En cumplimiento del artículo 128 de la Decisión 500 del Consejo Andino de Ministros de Relaciones Exteriores de la Comunidad Andina, se ordena enviar copia de esta providencia al Tribunal de Justicia de la Comunidad Andina.

En mérito de lo expuesto, el Consejo de Estado, Sala de lo Contencioso Administrativo, Sección Cuarta, administrando justicia en nombre de la República de Colombia y por autoridad de la ley,

FALLA

REVÓCASE la sentencia apelada. En su lugar dispone:

ANULÁNSE parcialmente la Liquidación Oficial de Revisión 312412009000033 de 4 de agosto de 2009 y la Resolución 900128 de 30 de agosto de 2010, que modificaron la declaración del impuesto al patrimonio presentada por la actora por el año gravable 2007.

A título de restablecimiento del derecho, LEVÁNTASE la sanción por inexactitud impuesta a la actora en los actos administrativos parcialmente anulados.

RECONÓCESE personería a Maritza Alexandra Díaz Granados como apoderada de la Dian en los términos del poder que existe en el folio 143 del cuaderno principal.

Cópiese, notifíquese, comuníquese, devuélvase el expediente al tribunal de origen.

Envíese copia de esta providencia al Tribunal de Justicia de la Comunidad Andina. Cúmplase.

La anterior providencia se estudió y aprobó en sesión de la fecha».

(14) Exps. 18751 y 18864, C.P. Jorge Octavio Ramírez Ramírez.

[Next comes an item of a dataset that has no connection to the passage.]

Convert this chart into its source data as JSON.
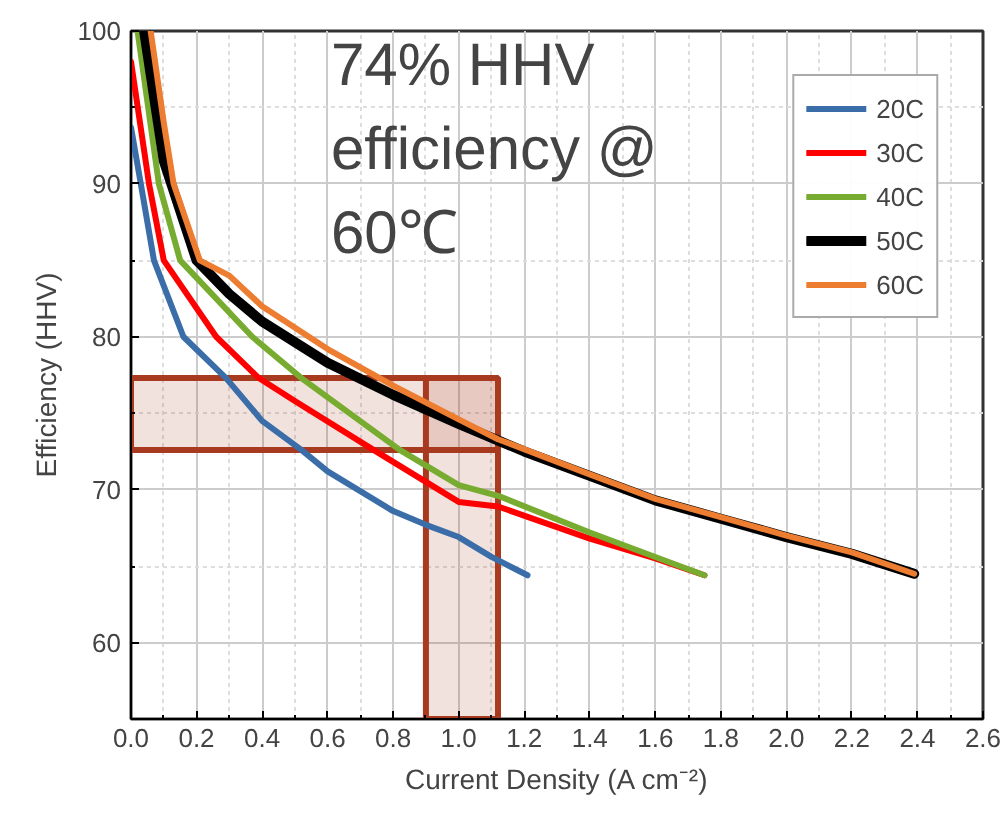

(15) Artículos 292 y 293 del estatuto tributario, modificados por la Ley 1111 de 2006.

(16) Entre otras, ver sentencias C-137 de 1996 y C-809 de 2007.

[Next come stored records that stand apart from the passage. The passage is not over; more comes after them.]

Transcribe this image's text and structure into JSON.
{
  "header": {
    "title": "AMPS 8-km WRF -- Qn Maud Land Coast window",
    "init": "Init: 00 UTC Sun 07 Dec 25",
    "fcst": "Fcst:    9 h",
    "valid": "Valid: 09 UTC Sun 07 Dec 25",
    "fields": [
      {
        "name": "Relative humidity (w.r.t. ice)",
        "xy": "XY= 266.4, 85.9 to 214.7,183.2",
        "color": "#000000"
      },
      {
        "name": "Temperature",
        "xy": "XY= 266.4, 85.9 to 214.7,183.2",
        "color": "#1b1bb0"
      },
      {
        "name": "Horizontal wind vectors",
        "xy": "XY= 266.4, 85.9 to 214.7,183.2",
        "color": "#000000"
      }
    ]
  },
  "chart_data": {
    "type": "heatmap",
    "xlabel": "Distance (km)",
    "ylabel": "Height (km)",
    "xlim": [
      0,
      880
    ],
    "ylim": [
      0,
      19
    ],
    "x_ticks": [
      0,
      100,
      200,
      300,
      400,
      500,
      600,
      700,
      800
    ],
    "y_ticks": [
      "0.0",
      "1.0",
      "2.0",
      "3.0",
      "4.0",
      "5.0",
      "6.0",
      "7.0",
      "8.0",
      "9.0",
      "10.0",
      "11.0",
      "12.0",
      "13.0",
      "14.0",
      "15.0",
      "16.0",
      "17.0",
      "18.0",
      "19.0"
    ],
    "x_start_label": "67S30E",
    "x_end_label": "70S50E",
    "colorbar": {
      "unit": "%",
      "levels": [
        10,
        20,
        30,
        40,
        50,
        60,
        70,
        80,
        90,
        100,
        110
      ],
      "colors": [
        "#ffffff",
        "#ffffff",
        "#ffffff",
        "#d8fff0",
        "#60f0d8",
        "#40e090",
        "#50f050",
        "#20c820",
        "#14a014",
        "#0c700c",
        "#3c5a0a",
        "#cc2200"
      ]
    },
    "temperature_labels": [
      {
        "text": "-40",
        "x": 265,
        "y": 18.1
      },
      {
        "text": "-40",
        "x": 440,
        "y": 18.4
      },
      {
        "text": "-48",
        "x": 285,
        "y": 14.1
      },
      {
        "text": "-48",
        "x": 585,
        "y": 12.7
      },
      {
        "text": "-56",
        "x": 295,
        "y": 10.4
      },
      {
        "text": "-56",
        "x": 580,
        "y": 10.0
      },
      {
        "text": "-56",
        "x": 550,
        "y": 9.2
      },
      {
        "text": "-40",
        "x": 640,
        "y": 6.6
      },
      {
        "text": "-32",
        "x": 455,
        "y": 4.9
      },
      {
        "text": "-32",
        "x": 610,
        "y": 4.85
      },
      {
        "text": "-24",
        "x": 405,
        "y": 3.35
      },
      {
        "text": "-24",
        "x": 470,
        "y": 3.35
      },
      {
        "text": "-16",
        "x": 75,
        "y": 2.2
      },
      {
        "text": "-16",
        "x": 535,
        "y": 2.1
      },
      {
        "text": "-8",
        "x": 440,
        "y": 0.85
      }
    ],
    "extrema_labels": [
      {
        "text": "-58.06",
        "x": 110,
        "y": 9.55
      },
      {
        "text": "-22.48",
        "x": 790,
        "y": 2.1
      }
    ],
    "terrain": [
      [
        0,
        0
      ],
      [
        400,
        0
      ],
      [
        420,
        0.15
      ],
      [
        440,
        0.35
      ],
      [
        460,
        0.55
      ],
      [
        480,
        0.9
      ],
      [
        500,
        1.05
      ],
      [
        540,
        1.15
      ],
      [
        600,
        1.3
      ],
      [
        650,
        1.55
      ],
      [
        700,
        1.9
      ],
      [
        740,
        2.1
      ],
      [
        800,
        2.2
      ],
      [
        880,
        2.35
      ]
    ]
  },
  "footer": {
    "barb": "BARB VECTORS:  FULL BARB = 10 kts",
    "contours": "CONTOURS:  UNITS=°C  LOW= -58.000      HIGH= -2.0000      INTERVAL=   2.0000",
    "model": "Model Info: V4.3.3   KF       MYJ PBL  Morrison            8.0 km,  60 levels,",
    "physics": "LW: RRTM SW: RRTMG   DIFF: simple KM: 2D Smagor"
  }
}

(17) Protocolo modificatorio del Tratado de creación del Tribunal de Justicia de la Comunidad Andina. Artículo 33. “Los jueces nacionales que conozcan de un proceso en el que deba aplicarse o se controvierta alguna de las normas que conforman el ordenamiento jurídico de la Comunidad Andina, podrán solicitar, directamente, la interpretación del tribunal acerca de dichas normas, siempre que la sentencia sea susceptible de recursos en derecho interno. Si llegare la oportunidad de dictar sentencia sin que hubiere recibido la interpretación del tribunal, el juez deberá decidir el proceso.

En todos los procesos en los que la sentencia no fuere susceptible de recursos en derecho interno, el juez suspenderá el procedimiento y solicitará directamente de oficio o a petición de parte la interpretación del tribunal”.

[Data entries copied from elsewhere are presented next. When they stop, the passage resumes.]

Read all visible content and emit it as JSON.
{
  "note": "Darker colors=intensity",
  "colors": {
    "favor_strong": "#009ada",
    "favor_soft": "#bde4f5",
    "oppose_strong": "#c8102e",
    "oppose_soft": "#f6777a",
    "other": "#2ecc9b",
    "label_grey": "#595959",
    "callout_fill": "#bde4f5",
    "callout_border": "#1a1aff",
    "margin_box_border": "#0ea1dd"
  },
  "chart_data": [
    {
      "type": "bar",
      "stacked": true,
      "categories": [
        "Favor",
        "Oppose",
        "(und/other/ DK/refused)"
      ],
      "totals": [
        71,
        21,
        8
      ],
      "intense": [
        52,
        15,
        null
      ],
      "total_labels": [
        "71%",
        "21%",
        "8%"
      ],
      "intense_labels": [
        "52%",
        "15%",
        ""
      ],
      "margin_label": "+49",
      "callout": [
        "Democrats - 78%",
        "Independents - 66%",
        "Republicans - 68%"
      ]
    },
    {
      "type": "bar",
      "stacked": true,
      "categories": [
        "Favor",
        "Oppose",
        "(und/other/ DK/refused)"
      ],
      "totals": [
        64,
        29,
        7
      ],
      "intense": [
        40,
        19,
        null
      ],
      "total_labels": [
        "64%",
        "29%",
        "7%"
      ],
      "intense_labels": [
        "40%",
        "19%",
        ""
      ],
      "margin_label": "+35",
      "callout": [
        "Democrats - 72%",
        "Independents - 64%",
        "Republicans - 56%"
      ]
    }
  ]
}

(18) El Tratado de creación del Tribunal de Justicia del Acuerdo de Cartagena fue aprobado por la República de Colombia mediante la Ley 17 de 1980.

(19) Folios 158 a 162, c.p.

(20) 166 a 178, c.p.

(21) Exps. 18751 y 18864, C.P. Jorge Octavio Ramírez Ramírez.

(22) Liquidación oficial de revisión 312412009000033 de 4 de agosto de 2009 (Fls. 27 a 33, c.p.) y

Resolución 900128 de 30 de agosto de 2010 (Fls. 34 a 45, c.p.).

(23) Folio 23, c.a.

(24) Folios 28 a 149, c.a.

(25) Exps. 18751 y 18864, C.P. Jorge Octavio Ramírez Ramírez.